The Iowa Nature Calendar
“We Iowans delight in the sensory pleasures of our changing seasons: a winter cardinal’s first whistle, the taste of a springtime morel, the pungent prairie abloom in summer, the blaze of autumn leaf color. Jean Prior and James Sandrock have chronicled dozens of seasonal events that connect us to the cycles and rhythms of Nature. Their Iowa Nature Calendar artfully reminds us of the daily wonders we can experience in the natural world.”—Larry A. Stone
“The Iowa Nature Calendar is a comprehensive daily guide to the progress of natural change in the Midwest. It combines a natural almanac with dates and facts important to Iowans. This is a great resource for the amateur and professional naturalist, a daily reminder that our world is one of constant change, full of the regular rhythms and the great forces that shape our planet—migration, freeze and thaw, the events of the sky and space. From the March blooming of the pasque flower to November’s Leonid meteor showers, the pages are filled with natural notations of Iowa’s landscape.”—Liz Christiansen, Iowa Department of Natural Resources
One of the joys of midwestern living is the variety brought by the changing seasons. The lyrical text of The Iowa Nature Calendar brings a year to life—perpetually—through a daily appreciation of the chirping, blooming, singing details of Iowa’s natural world.
Because keeping track of past years’ observations will enrich your enjoyment of the current year, each month has ample room to add your own notes on blooming wildflowers, nesting birds, semaphoring fireflies, and clicking cricket frogs as well as birthdays, anniversaries, and other annual celebrations.

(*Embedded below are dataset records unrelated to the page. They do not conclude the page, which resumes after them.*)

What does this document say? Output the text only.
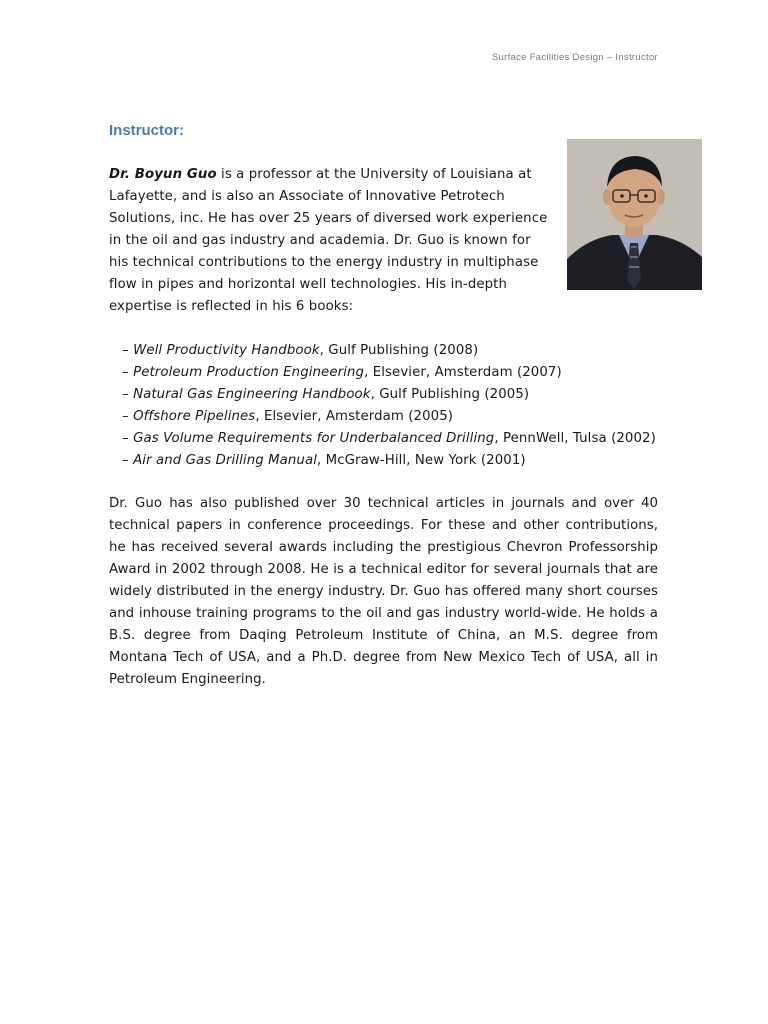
Surface Facilities Design – Instructor
Instructor:

Dr. Boyun Guo is a professor at the University of Louisiana at Lafayette, and is also an Associate of Innovative Petrotech Solutions, inc. He has over 25 years of diversed work experience in the oil and gas industry and academia. Dr. Guo is known for his technical contributions to the energy industry in multiphase flow in pipes and horizontal well technologies. His in-depth expertise is reflected in his 6 books:

– Well Productivity Handbook, Gulf Publishing (2008)
– Petroleum Production Engineering, Elsevier, Amsterdam (2007)
– Natural Gas Engineering Handbook, Gulf Publishing (2005)
– Offshore Pipelines, Elsevier, Amsterdam (2005)
– Gas Volume Requirements for Underbalanced Drilling, PennWell, Tulsa (2002)
– Air and Gas Drilling Manual, McGraw-Hill, New York (2001)

Dr. Guo has also published over 30 technical articles in journals and over 40 technical papers in conference proceedings. For these and other contributions, he has received several awards including the prestigious Chevron Professorship Award in 2002 through 2008. He is a technical editor for several journals that are widely distributed in the energy industry. Dr. Guo has offered many short courses and inhouse training programs to the oil and gas industry world-wide. He holds a B.S. degree from Daqing Petroleum Institute of China, an M.S. degree from Montana Tech of USA, and a Ph.D. degree from New Mexico Tech of USA, all in Petroleum Engineering.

The authors, both long-time Iowa naturalists, have included birth dates of notable Iowa conservationists, nature-related events from Bald Eagle Days to Christmas Bird Counts to the annual Frog and Toad Survey, and the names of the full moons from January’s Wolf Moon to December’s Long Night Moon. Particularly user-friendly are their suggestions for visits to state parks and preserves; for example, look for bison calves at Neal Smith National Wildlife Refuge in June and spectacular flocks of migrating snow geese at DeSoto Bend Wildlife Refuge in October. They also remind you to put up purple martin houses and bat boxes in the spring, sign up for a class at Lakeside Laboratory in the summer, clean out your bluebird boxes in the fall, and watch for the glow of the aurora borealis in wintertime. Throughout they present intriguing, well-chosen information certain to appeal to all nature lovers from amateur gardeners to professional botanists.